Davacı vekili dava dilekçesinde özetle, davacının davalıya ait işyerinde çalışmakta iken meydana gelen iş kazası nedeniyle cismani zarara uğradığını belirterek maddi ve manevi tazminata hükmedilmesini talep ve dava etmiştir.
Davalı TCDD vekili cevap dilekçesinde özetle, iş kazasının davacının dikkatsizliğinden meydana geldiğini, olayda işverene izafe edilebilecek bir kusur bulunmadığını belirterek davanın reddini savunmuştur.
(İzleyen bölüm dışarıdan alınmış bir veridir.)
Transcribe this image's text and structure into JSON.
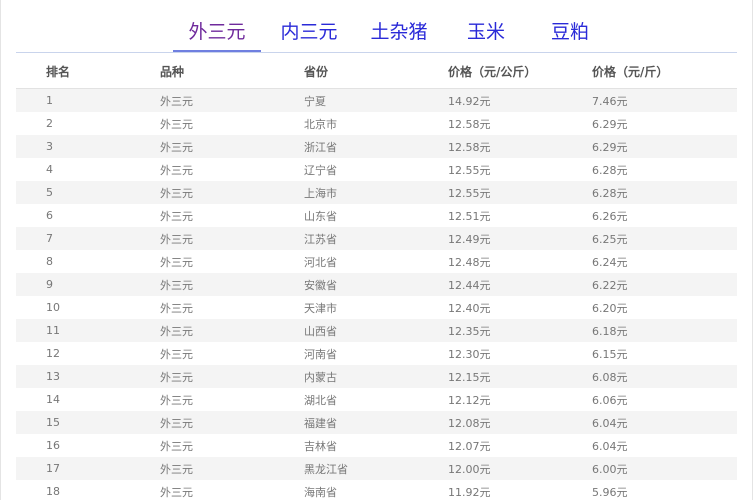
{
  "tabs": [
    {
      "label": "外三元",
      "active": true
    },
    {
      "label": "内三元",
      "active": false
    },
    {
      "label": "土杂猪",
      "active": false
    },
    {
      "label": "玉米",
      "active": false
    },
    {
      "label": "豆粕",
      "active": false
    }
  ],
  "table": {
    "headers": [
      "排名",
      "品种",
      "省份",
      "价格（元/公斤）",
      "价格（元/斤）"
    ],
    "rows": [
      [
        "1",
        "外三元",
        "宁夏",
        "14.92元",
        "7.46元"
      ],
      [
        "2",
        "外三元",
        "北京市",
        "12.58元",
        "6.29元"
      ],
      [
        "3",
        "外三元",
        "浙江省",
        "12.58元",
        "6.29元"
      ],
      [
        "4",
        "外三元",
        "辽宁省",
        "12.55元",
        "6.28元"
      ],
      [
        "5",
        "外三元",
        "上海市",
        "12.55元",
        "6.28元"
      ],
      [
        "6",
        "外三元",
        "山东省",
        "12.51元",
        "6.26元"
      ],
      [
        "7",
        "外三元",
        "江苏省",
        "12.49元",
        "6.25元"
      ],
      [
        "8",
        "外三元",
        "河北省",
        "12.48元",
        "6.24元"
      ],
      [
        "9",
        "外三元",
        "安徽省",
        "12.44元",
        "6.22元"
      ],
      [
        "10",
        "外三元",
        "天津市",
        "12.40元",
        "6.20元"
      ],
      [
        "11",
        "外三元",
        "山西省",
        "12.35元",
        "6.18元"
      ],
      [
        "12",
        "外三元",
        "河南省",
        "12.30元",
        "6.15元"
      ],
      [
        "13",
        "外三元",
        "内蒙古",
        "12.15元",
        "6.08元"
      ],
      [
        "14",
        "外三元",
        "湖北省",
        "12.12元",
        "6.06元"
      ],
      [
        "15",
        "外三元",
        "福建省",
        "12.08元",
        "6.04元"
      ],
      [
        "16",
        "外三元",
        "吉林省",
        "12.07元",
        "6.04元"
      ],
      [
        "17",
        "外三元",
        "黑龙江省",
        "12.00元",
        "6.00元"
      ],
      [
        "18",
        "外三元",
        "海南省",
        "11.92元",
        "5.96元"
      ]
    ]
  },
  "colors": {
    "tab_active": "#6f2a9c",
    "tab_inactive": "#2a2ad8",
    "tab_underline": "#6f7fe0",
    "row_stripe": "#f4f4f4"
  }
}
Yerel Mahkemece, davacının iş kazasından dolayı malûliyeti bulunmaması nedeniyle maddi tazminat talebinin reddine ancak geçirdiği ameliyatlar, oluşan yara izi ve iş kazası sonucunda çektiği sıkıntı ve üzüntü nedeniyle manevi tazminat talebinin kısmen kabulüne dair verilen karar, taraf vekillerinin temyizi üzerine, Özel Dairece yukarıda açıklanan gerekçelerle bozulmuş, Mahkemece önceki gerekçe genişletilmek suretiyle manevi tazminat talebinin kısmen kabulüne dair kararda direnilmiştir.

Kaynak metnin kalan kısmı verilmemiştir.